Outre les conditions d’application du statut, le preneur doit remplir des conditions supplémentaires
tenant à l’exploitation du fonds pendant les trois dernières années du bail et à son immatriculation
au RCS ou au répertoire des métiers.
En premier lieu, l’article L. 145-8 rappelle que le droit au renouvellement ne peut être invoqué que
par le propriétaire du fonds. Il poursuit en exigeant l’exploitation effective du fonds lors des trois
dernières années du bail. L’exploitation doit concerner le même fonds : cette condition n’est donc
pas remplie lorsque le preneur, par exemple à la suite d’une cession du seul bail, a créé un
nouveau fonds moins de 3 ans avant la fin de ce bail.
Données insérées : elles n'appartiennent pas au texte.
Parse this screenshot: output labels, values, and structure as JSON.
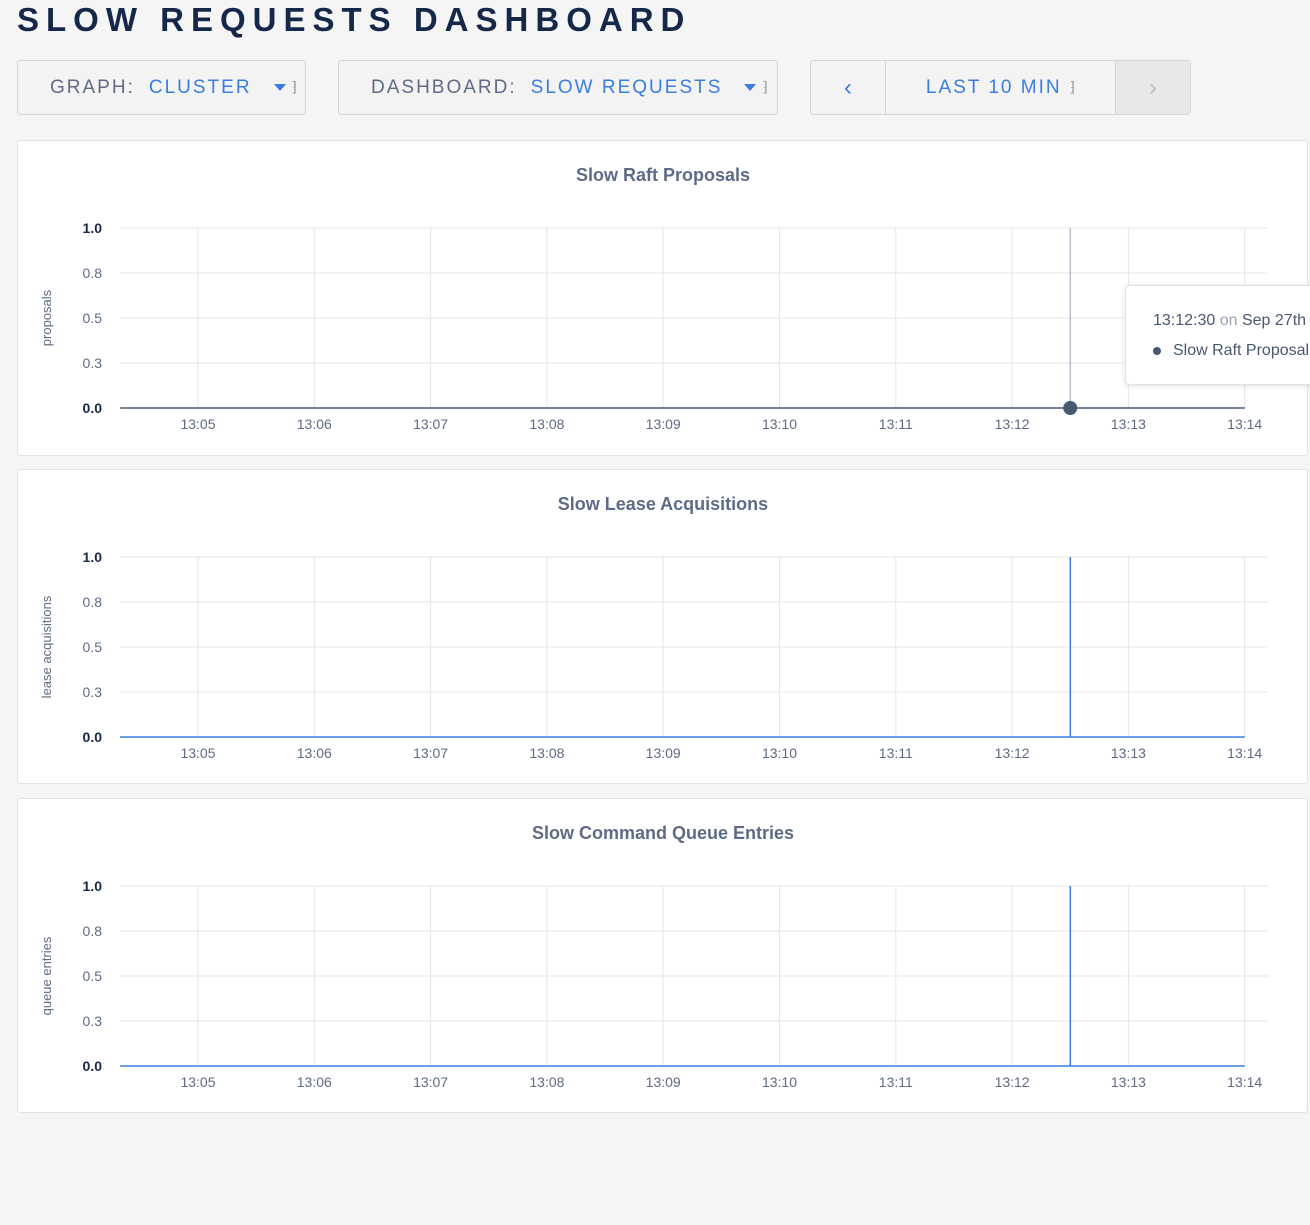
{
  "page": {
    "title": "SLOW REQUESTS DASHBOARD"
  },
  "controls": {
    "graph": {
      "label": "GRAPH:",
      "value": "CLUSTER"
    },
    "dashboard": {
      "label": "DASHBOARD:",
      "value": "SLOW REQUESTS"
    },
    "timerange": {
      "prev_icon": "chevron-left-icon",
      "label": "LAST 10 MIN",
      "next_icon": "chevron-right-icon"
    }
  },
  "tooltip": {
    "time": "13:12:30",
    "on": "on",
    "date": "Sep 27th",
    "series": "Slow Raft Proposals"
  },
  "colors": {
    "accent": "#3a7de1",
    "axis": "#475872",
    "grid": "#e6e6e6",
    "title": "#5d6b86"
  },
  "chart_data": [
    {
      "type": "line",
      "title": "Slow Raft Proposals",
      "ylabel": "proposals",
      "xlabel": "",
      "x_ticks": [
        "13:05",
        "13:06",
        "13:07",
        "13:08",
        "13:09",
        "13:10",
        "13:11",
        "13:12",
        "13:13",
        "13:14"
      ],
      "y_ticks": [
        "0.0",
        "0.3",
        "0.5",
        "0.8",
        "1.0"
      ],
      "ylim": [
        0,
        1
      ],
      "grid": true,
      "series": [
        {
          "name": "Slow Raft Proposals",
          "x": [
            "13:04:20",
            "13:14"
          ],
          "values": [
            0,
            0
          ]
        }
      ],
      "hover": {
        "time": "13:12:30",
        "value": 0
      }
    },
    {
      "type": "line",
      "title": "Slow Lease Acquisitions",
      "ylabel": "lease acquisitions",
      "xlabel": "",
      "x_ticks": [
        "13:05",
        "13:06",
        "13:07",
        "13:08",
        "13:09",
        "13:10",
        "13:11",
        "13:12",
        "13:13",
        "13:14"
      ],
      "y_ticks": [
        "0.0",
        "0.3",
        "0.5",
        "0.8",
        "1.0"
      ],
      "ylim": [
        0,
        1
      ],
      "grid": true,
      "series": [
        {
          "x": [
            "13:04:20",
            "13:12:30",
            "13:12:30",
            "13:12:30",
            "13:14"
          ],
          "values": [
            0,
            0,
            1,
            0,
            0
          ]
        }
      ]
    },
    {
      "type": "line",
      "title": "Slow Command Queue Entries",
      "ylabel": "queue entries",
      "xlabel": "",
      "x_ticks": [
        "13:05",
        "13:06",
        "13:07",
        "13:08",
        "13:09",
        "13:10",
        "13:11",
        "13:12",
        "13:13",
        "13:14"
      ],
      "y_ticks": [
        "0.0",
        "0.3",
        "0.5",
        "0.8",
        "1.0"
      ],
      "ylim": [
        0,
        1
      ],
      "grid": true,
      "series": [
        {
          "x": [
            "13:04:20",
            "13:12:30",
            "13:12:30",
            "13:12:30",
            "13:14"
          ],
          "values": [
            0,
            0,
            1,
            0,
            0
          ]
        }
      ]
    }
  ]
}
En second lieu, le preneur doit être immatriculé au RCS, s’il est commerçant, ou au répertoire des
métiers, s’il est artisan. Cette immatriculation n’est toutefois pas exigée lorsque le fonds fait l’objet
d’une location-gérance, car le propriétaire non-exploitant est dispensé d’immatriculation.
L’immatriculation s’entend du fonds, et non pas seulement de la personne de son propriétaire.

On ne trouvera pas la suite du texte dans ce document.